Prioritizing inclusion:
PBF-supported programmes make significant impact on local communities’ lives, prioritizing inclusion as a cross-cutting approach. In 2024, projects reported that 12,437 returnees and internally displaced persons benefitted from counselling and legal assistance. At least 7,061 refugees, including 2,392 young refugees, are benefiting from access to interim camp services such as accommodation, food, or shelter. Moreover, 5,974 indigenous peoples took part in PBF-funded activities, including income generating activities and those delivering equitable access to agricultural land. 3,675 state officials were involved in training in conflict prevention or mitigation, crime prevention or gender-based violence. 3,170 persons with disabilities took part in training on conflict prevention as well as dialogue engagements, and 165 ex-combatants benefited from access to basic services.

PBF-funded activities also engage civil society organizations (CSOs), including informal groups, cooperatives, and community?based organizations (such as the saving groups in Sudan pooling resources and supporting access to markets and value chain), and even help establish CSOs (such as those in El Salvador that were supported to integrate peacebuilding tools, strategies and training in their work with people in human mobility, with a special focus on women and youth). 5,401 CSOs and 2,193 CSO staff benefitted from PBF-funded activities, specifically from training on conflict prevention, resolution and management, as well as on financial or digital literacy. Importantly, women and youth CSOs were the primary beneficiaries of skills building training opportunities supported by the Fund.
PBF-funded projects place a strong emphasis on promoting women’s and youth participation in project activities and governance structures, such as peace mechanisms and dialogue sessions. The overall participation of women and youth in governance structures increased by 49.27% across 27 PBF-supported projects in 22 countries. One project in South Sudan, for example, reported a 33.5% increase in the proportion of women-held seats among non-state actors’ representatives to constitution-making bodies, while in Madagascar the percentage of youth engaged in conflict prevention and peacebuilding in target localities grew by 44%.
Measuring peacebuilding impact is no easy task, but PBF recipients and partners continue demonstrating year after year how inclusive, context-specific and nationally owned efforts to bring and sustain peace in communities affected by conflict or divisions can make a lasting change. While a small funding mechanism, PBF’s support is instrumental in helping to bring these positive changes around the world. With the world experiencing increasing levels of violence and polarization while facing decreasing funding towards peace and conflict prevention, it is more important than ever to continue measuring and communicating peacebuilding results, with the Peacebuilding Fund making its small contribution through the aggregation exercise.

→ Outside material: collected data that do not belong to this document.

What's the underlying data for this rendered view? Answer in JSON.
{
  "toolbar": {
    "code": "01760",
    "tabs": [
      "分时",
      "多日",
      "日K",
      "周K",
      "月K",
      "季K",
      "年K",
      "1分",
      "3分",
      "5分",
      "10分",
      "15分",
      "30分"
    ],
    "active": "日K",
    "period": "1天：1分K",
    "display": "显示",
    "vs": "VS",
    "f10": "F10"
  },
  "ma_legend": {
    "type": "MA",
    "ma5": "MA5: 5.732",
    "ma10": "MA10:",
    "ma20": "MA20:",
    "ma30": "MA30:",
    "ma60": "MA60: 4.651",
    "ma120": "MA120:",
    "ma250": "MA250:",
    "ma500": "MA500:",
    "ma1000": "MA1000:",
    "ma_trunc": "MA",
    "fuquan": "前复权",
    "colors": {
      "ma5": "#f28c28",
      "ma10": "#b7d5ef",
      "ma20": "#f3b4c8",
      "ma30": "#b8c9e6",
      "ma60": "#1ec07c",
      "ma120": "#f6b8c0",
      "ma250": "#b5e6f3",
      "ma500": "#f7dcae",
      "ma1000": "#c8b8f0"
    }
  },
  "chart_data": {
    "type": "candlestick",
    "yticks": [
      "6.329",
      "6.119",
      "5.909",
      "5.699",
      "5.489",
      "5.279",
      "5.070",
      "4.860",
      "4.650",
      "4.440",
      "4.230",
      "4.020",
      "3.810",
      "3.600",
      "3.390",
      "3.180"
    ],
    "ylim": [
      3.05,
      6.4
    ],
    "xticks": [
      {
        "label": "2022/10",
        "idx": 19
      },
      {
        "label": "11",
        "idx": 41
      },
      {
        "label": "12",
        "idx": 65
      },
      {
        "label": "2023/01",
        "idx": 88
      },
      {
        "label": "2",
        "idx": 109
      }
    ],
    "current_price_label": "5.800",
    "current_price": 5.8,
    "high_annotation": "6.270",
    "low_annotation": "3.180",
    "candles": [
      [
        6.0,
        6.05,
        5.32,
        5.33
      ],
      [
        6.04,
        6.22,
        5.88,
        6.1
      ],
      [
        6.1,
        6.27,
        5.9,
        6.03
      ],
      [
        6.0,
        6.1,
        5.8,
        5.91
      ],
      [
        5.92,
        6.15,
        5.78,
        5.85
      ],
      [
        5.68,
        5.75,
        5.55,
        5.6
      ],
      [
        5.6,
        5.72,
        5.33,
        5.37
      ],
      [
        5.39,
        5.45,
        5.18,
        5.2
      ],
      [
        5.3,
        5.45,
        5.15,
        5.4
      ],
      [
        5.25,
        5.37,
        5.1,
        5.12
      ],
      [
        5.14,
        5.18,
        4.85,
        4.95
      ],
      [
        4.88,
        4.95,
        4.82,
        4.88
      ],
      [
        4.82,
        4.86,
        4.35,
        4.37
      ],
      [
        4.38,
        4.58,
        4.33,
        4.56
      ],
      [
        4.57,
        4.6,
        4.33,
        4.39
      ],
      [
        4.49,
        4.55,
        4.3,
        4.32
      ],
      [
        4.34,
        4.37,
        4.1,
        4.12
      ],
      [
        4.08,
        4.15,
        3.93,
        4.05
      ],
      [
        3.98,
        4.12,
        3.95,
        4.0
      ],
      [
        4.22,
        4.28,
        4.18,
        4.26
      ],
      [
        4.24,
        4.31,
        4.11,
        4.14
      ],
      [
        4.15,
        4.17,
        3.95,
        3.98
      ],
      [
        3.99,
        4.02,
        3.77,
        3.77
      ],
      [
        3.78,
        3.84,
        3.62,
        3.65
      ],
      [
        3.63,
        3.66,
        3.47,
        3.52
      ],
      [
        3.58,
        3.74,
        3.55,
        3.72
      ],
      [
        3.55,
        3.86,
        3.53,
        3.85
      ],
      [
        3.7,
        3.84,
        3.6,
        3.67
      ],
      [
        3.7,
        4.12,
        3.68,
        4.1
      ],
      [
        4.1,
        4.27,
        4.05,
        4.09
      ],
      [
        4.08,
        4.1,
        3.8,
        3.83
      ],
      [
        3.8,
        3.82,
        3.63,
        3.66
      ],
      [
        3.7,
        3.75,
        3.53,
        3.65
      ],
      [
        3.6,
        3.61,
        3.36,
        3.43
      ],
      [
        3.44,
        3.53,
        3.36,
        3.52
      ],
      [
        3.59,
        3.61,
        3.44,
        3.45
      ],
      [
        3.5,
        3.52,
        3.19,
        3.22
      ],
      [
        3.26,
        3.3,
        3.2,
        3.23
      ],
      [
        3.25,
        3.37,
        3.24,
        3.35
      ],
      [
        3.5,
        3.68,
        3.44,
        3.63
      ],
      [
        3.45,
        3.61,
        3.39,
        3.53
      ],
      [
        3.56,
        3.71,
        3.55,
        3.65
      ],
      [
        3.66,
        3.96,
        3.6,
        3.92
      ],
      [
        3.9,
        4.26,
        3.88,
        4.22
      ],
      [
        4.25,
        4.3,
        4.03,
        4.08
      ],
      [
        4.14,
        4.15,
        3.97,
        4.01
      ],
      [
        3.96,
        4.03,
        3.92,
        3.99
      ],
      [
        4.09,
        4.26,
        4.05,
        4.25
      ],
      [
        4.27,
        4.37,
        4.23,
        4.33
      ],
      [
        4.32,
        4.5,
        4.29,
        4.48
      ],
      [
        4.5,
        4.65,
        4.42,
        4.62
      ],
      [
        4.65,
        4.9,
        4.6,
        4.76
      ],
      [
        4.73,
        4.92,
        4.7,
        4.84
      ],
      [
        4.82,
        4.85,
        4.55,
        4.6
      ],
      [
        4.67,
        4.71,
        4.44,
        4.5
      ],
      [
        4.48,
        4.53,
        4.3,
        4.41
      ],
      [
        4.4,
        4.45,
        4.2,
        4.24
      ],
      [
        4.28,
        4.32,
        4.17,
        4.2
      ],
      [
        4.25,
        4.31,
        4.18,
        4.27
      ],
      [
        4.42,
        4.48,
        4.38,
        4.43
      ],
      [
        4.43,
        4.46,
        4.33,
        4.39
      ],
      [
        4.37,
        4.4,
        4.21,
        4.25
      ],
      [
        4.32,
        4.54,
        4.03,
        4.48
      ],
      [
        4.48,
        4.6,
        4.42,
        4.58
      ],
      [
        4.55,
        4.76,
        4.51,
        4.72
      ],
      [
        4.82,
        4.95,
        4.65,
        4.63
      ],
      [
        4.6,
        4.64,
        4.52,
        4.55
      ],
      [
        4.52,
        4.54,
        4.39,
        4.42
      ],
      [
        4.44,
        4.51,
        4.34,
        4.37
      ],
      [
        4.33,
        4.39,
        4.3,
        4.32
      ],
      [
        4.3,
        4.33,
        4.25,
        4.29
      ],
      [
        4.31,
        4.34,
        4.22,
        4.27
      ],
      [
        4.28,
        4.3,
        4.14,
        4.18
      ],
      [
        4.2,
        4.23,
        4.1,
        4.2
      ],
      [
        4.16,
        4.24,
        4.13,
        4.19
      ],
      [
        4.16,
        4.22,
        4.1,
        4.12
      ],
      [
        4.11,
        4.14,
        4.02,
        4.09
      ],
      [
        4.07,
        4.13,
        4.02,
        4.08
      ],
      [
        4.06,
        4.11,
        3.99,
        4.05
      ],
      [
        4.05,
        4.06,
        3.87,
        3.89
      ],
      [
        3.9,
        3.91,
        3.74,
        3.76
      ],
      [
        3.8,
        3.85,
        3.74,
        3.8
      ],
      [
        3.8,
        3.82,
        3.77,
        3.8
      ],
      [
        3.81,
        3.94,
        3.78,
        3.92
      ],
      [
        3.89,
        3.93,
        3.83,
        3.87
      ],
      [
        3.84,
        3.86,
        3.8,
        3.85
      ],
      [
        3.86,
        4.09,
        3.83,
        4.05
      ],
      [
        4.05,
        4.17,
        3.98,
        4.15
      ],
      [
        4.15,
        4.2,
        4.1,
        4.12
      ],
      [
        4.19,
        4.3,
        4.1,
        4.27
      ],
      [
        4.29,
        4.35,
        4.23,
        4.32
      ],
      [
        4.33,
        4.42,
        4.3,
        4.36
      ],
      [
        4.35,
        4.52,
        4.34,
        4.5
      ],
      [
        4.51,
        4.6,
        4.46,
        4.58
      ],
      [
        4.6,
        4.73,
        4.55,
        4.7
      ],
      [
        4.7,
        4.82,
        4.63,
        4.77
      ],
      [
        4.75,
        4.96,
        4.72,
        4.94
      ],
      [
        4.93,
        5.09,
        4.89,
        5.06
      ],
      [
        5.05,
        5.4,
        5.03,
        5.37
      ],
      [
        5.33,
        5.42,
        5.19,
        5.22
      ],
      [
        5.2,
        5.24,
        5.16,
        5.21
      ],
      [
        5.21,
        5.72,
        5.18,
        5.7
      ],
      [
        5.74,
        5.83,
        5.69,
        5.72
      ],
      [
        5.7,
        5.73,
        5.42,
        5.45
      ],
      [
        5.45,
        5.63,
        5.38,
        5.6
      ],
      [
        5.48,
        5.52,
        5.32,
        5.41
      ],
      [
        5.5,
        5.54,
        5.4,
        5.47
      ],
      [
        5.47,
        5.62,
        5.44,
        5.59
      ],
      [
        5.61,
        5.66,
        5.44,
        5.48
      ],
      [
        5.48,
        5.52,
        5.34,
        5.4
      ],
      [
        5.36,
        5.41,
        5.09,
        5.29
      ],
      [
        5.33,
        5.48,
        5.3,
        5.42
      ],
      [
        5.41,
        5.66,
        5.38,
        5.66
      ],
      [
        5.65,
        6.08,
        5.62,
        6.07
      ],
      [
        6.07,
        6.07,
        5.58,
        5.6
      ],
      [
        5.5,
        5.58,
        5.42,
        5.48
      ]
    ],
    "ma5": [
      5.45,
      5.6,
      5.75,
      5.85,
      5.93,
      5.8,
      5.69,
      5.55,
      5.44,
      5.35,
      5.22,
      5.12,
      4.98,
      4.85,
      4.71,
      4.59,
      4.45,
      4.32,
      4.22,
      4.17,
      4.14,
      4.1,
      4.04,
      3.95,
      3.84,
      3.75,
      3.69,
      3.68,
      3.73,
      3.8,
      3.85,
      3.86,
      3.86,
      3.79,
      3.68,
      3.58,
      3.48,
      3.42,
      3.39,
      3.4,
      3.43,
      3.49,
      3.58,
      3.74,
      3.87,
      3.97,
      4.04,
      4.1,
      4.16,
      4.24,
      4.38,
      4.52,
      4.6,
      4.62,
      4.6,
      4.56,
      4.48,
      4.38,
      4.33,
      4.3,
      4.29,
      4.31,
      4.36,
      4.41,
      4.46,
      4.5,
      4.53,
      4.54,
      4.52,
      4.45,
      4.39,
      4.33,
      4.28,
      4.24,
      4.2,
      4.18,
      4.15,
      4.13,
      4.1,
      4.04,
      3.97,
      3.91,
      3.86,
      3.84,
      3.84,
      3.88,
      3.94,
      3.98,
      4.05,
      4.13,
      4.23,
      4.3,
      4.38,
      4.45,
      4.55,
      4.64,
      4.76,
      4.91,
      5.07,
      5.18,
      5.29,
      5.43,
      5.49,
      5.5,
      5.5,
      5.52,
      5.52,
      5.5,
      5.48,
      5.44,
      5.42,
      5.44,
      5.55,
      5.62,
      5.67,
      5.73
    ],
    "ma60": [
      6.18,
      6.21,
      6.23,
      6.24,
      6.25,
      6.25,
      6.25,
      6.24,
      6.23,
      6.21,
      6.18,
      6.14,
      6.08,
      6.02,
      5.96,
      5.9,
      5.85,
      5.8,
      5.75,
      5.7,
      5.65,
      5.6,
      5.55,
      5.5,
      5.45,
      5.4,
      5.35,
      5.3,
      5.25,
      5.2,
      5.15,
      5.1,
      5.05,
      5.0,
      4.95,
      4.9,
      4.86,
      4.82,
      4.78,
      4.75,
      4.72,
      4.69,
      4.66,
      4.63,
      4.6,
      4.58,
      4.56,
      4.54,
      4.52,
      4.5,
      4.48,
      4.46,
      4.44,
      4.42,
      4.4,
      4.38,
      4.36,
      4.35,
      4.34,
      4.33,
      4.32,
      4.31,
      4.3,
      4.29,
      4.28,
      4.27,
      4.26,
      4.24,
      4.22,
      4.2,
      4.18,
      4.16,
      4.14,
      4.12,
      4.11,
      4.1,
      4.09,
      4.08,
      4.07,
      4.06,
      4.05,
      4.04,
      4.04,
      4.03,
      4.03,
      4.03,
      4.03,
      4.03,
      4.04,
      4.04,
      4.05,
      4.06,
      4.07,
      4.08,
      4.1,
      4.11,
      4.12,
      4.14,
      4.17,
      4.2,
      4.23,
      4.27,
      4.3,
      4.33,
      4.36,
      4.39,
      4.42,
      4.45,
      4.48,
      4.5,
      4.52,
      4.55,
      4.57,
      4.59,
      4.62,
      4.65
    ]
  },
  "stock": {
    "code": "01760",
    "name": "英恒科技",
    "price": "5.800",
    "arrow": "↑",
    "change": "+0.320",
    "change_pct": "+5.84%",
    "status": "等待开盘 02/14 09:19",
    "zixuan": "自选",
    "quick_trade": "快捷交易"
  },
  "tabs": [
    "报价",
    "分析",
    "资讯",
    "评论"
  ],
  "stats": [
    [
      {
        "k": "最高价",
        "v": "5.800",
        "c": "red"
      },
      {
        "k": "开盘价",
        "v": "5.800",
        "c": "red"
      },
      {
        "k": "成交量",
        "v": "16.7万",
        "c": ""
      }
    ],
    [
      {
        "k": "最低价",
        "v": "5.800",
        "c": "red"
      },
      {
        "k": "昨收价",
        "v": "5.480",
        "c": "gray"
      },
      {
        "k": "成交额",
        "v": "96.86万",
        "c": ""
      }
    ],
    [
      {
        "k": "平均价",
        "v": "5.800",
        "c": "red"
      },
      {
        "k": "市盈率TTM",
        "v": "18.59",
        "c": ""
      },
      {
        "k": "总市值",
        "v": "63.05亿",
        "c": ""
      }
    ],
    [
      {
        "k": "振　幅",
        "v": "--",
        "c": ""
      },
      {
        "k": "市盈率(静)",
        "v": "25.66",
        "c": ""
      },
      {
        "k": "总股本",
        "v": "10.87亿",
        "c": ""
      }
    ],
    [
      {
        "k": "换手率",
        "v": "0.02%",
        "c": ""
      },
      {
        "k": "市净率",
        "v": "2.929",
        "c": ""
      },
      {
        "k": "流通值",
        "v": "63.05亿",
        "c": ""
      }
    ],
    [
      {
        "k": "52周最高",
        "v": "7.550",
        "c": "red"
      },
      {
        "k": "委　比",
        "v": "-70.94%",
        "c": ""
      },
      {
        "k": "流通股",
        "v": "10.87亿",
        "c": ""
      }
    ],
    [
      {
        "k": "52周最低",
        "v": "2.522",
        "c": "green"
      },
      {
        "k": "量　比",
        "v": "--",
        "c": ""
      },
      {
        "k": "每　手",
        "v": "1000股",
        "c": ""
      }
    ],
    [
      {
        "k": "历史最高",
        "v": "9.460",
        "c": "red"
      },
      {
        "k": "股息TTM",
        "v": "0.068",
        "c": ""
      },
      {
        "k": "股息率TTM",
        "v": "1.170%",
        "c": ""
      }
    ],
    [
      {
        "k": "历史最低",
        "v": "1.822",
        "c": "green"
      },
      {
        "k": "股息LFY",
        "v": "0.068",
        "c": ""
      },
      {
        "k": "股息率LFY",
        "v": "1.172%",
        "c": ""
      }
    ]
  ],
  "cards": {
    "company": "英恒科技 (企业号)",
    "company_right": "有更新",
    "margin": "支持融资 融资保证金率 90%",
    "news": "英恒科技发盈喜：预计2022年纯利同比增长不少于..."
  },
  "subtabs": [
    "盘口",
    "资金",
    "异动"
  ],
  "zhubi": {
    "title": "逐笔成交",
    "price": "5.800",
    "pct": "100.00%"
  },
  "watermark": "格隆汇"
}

Global PBF results, as reported in 2024

Disclaimer: This aggregation exercise took into account data reported by projects that were active in 2024, showcasing the impact that these projects have had since their inception and not specifically limited to the 2024 calendar year. Projects also reported only on three indicators per output, hence the aggregated data is not comprehensive of the achievements of all active PBF-funded projects on the select indicators. During the exercise, outlier indicators were detected (i.e., those with significantly higher results reported, namely more than 75% of all reported data for a certain indicator, or those that reported unique types of data). Such outliers were not included into the aggregation calculations as they revealed different data collection approaches and could bias the outcomes. Additionally, perception indicators should be interpreted with caution as they demonstrate average trends but do not represent statistical rigor as methodologies for data collection on communities’ perception largely varies among projects and countries.